# Serverless HDF Database

Think of the following two scenarios:

 - (a) We have a file with many groups and attributes. We are looking for a specific dataset based on a specific attribute
 - (b) We have multiple HDF5 files written. Now, we need to select files which contain a certain meta information

In both cases, we don't need to fill a database first, we can just **use the files as a database**.

In case (a) the code search in all groups and checks the request. The same is done in case (b) with the difference, that this is applied on multiple files. The approach is a very brute-force one, however in most cases, this might be still fast enough. Note, that writing a database at the beginning would also have been taking some time. Also note, that HDF attributes are quickly read because the raw data is untouched even if the files are opened.

The queries are very similar to the `mongodb`-syntax.

In [1]:
import h5rdmtoolbox as h5tbx

h5tbx.use(None)

Let's build a file first:

In [2]:
with h5tbx.File() as h5:
    h5.attrs['project'] = 'tutorial'
    h5.create_dataset('velocity', data=[1,2,-1], attrs=dict(units='m/s', standard_name='x_velocity'))
    g = h5.create_group('sub')
    g.create_dataset('velocity', data=[4,0,-3,12,3], attrs=dict(units='m/s', standard_name='x_velocity'))
    h5.dump()
    filename = h5.hdf_filename

## Find in within a file

We can filter for attributes and properties. The find functions return so-called "lazy HDF5 objects". They behave like `Dataset` or `Groups` but are "offline", hence we can access all properties and attributes without opening the file. Only if the dataset is sliced, the file is opened and closed in the background. This is might be a bit slower in some cases but much more convenient to use.


To find within a single file, call `h5tbx.FileDB`:

In [3]:
results = h5tbx.FileDB(filename).find({'$basename': 'velocity'}, '$dataset')
results

[<h5rdmtoolbox.database.lazy.LDataset at 0x17e317828e0>,
 <h5rdmtoolbox.database.lazy.LDataset at 0x17e317829d0>]

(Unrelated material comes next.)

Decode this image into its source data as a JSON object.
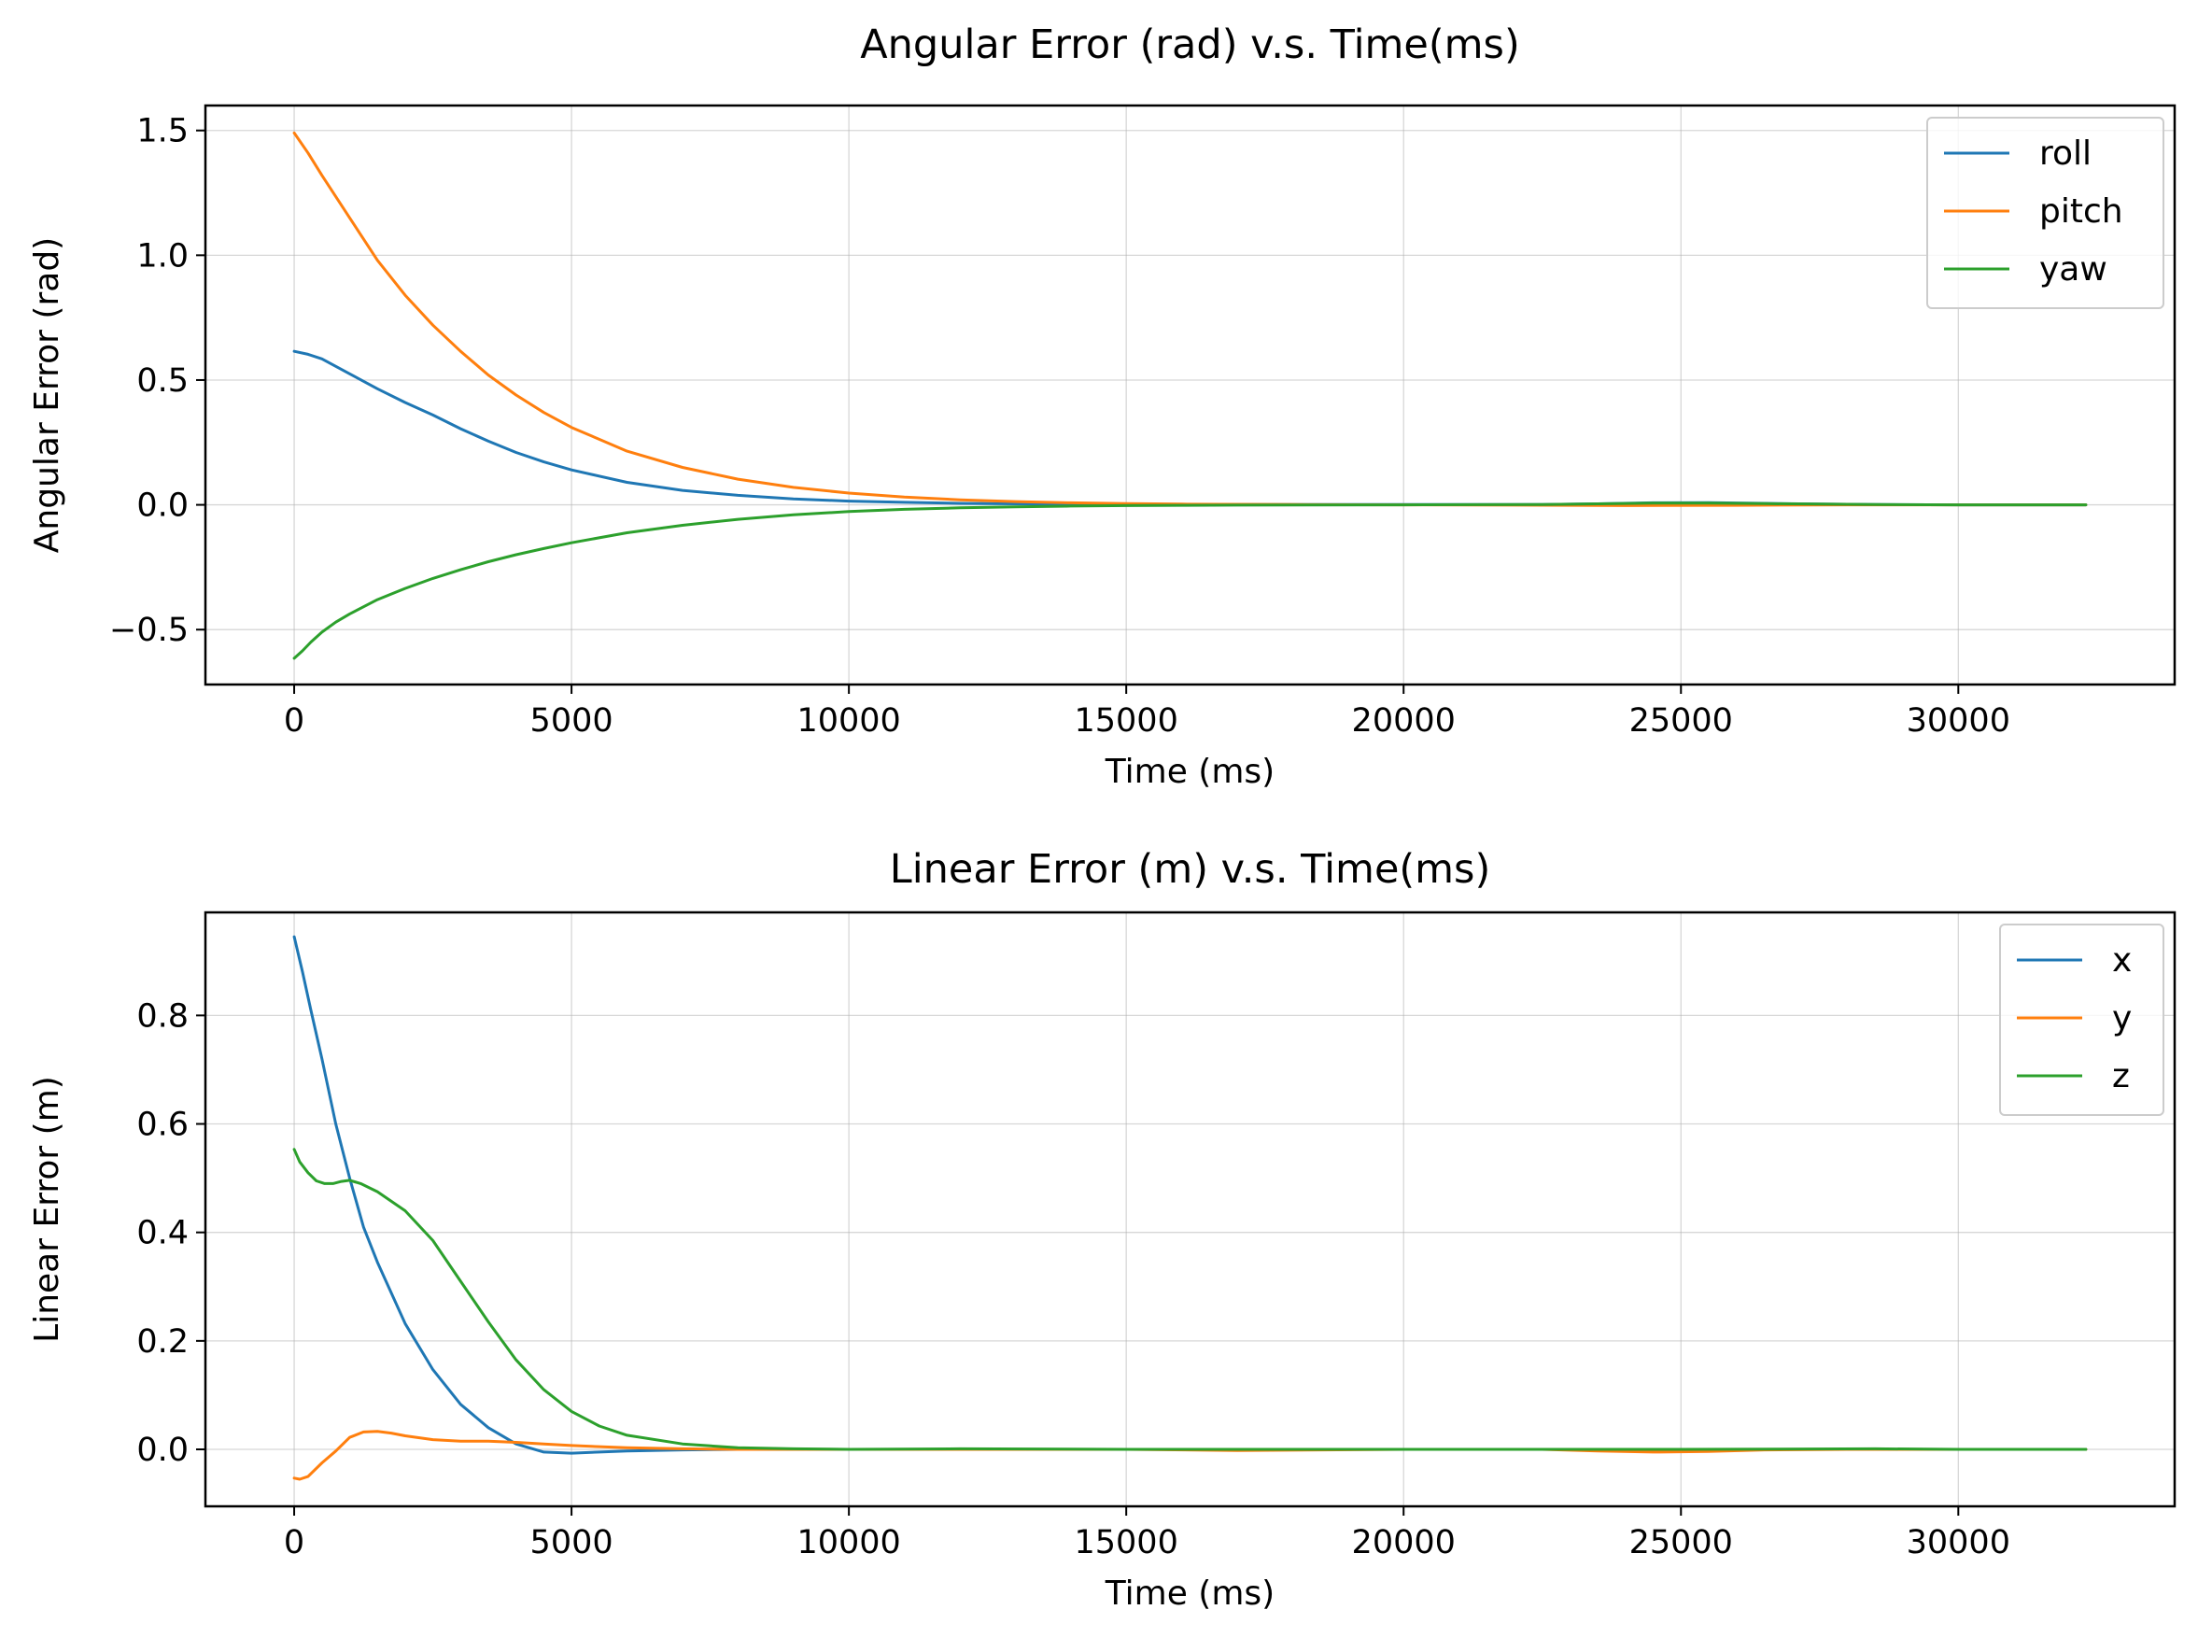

The result objects are "lazy objects". We can access all attributes and poperties. Only when slicing, the file is actually opened:

In [4]:
results[0].attrs

{'standard_name': 'x_velocity', 'units': 'm/s'}

In [5]:
results[0].properties

{'ndim': 1,
 'shape': (5,),
 'dtype': dtype('int32'),
 'size': 5,
 'chunks': (5,),
 'compression': 'gzip',
 'compression_opts': 5,
 'shuffle': False,
 'fletcher32': False,
 'maxshape': (5,),
 'fillvalue': 0,
 'scaleoffset': None,
 'external': None}

In [6]:
results[0][:]

## Find in within one or multiple Folders
To find within a folder, call `h5tbx.FolderDB`. Pass `rec=False` if recursive search for files is not wanted:

In [14]:
h5tbx.FolderDB(filename.parent, rec=True).find_one({'$basename': 'velocity'}, '$dataset').name

'/velocity'

## Examples of queries:

In [16]:
h5tbx.FileDB(filename).find({'$name': '/velocity'}, '$dataset')

[<h5rdmtoolbox.database.lazy.LDataset at 0x17e201eeb80>]

In [17]:
h5tbx.FileDB(filename).find({'$basename': {'$regex': 'sub'}}, '$group', rec=False)

[<h5rdmtoolbox.database.lazy.LGroup at 0x17e201e0910>]

In [18]:
h5tbx.FileDB(filename).find({'$shape': (5,)}, '$dataset')

[<h5rdmtoolbox.database.lazy.LDataset at 0x17e201f9d00>]

In [19]:
h5tbx.FileDB(filename).find({'$ndim': 1}, '$dataset')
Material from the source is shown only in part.